As presented by the Virtual Planetary Laboratory, exoplanet habitability is a function of the interplay of processes between the planet, the planetary system, and host star. These interactions govern the planet’s evolutionary trajectory, and have a larger and more diverse impact on a planet’s habitability than its position in a habitable zone. (Meadows and Barnes)
For more than two decades now, the Virtual Planetary Laboratory (VPL) at the University of Washington in Seattle has been at the forefront of the crucial and ever-challenging effort to model how scientists can determine whether a particular exoplanet is capable of supporting life or perhaps even had life on it already.
To do this, VPL scientists have developed or combined models from many disciplines that characterize and predict a wide range of planetary, solar system and stellar attributes that could identify habitability, or could pretty conclusively say that a planet is not habitable.

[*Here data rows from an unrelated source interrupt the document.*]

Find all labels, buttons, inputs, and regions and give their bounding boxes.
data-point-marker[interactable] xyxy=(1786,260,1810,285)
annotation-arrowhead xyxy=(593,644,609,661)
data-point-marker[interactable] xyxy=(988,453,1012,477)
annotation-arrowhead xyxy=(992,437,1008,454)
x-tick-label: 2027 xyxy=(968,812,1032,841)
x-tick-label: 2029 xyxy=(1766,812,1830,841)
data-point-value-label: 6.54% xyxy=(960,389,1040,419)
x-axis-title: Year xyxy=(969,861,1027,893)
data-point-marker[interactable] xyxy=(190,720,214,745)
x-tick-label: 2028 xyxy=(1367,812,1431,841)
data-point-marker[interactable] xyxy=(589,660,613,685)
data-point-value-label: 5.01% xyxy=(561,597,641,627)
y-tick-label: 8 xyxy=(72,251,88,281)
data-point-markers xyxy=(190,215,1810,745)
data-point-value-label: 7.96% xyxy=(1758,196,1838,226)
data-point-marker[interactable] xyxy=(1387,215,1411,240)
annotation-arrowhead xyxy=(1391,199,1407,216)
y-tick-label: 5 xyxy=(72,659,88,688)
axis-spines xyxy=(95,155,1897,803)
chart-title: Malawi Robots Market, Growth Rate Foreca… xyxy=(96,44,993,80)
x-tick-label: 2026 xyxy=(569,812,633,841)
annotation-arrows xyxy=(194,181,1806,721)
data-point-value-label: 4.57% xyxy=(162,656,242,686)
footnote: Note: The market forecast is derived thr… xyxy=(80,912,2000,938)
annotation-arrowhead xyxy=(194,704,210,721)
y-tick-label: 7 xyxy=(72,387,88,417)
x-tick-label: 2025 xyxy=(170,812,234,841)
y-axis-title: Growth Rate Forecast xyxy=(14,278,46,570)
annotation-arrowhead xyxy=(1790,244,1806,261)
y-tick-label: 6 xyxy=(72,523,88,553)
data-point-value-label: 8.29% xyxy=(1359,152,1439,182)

These include the well known questions of whether water might be present and if so whether temperatures would allow it to be sometimes in a liquid state, but on to questions involving whether an atmosphere is present, what elements and compounds might be in the atmospheres, the possible orbital evolution of the planet, the composition of the host star and how it interacts with a particular orbiting planet and much, much more, as shown in the graphic above.
This is work that has played a significant role in advancing astrobiology — the search for life beyond Earth.
More specifically, the VPL approach played a considerable part in building a body of science that ultimately led the Astro2020 Decadal Study of the National Academy of Sciences to recommend last year that the NASA develop its first Flagship astrobiology project — a mission that will feature a huge space telescope able to study exoplanets for signs of biology in entirely new detail. That mission, approved but not really defined yet, is not expected to launch until the 2040s.
With that plan actually beginning to move forward, the 132 VPL affiliated researchers at 28 institutions find themselves at another more current-day inflection point: The long-awaited James Webb Space Telescope has begun to collect and send back what will be a massive and unprecedented set of spectra of chemicals from the atmospheres of distant planets.

The Virtual Planetary Laboratory has modeled the workings of exoplanets since 2001, looking for ways to predict planetary conditions based on a broad range of measurable factors.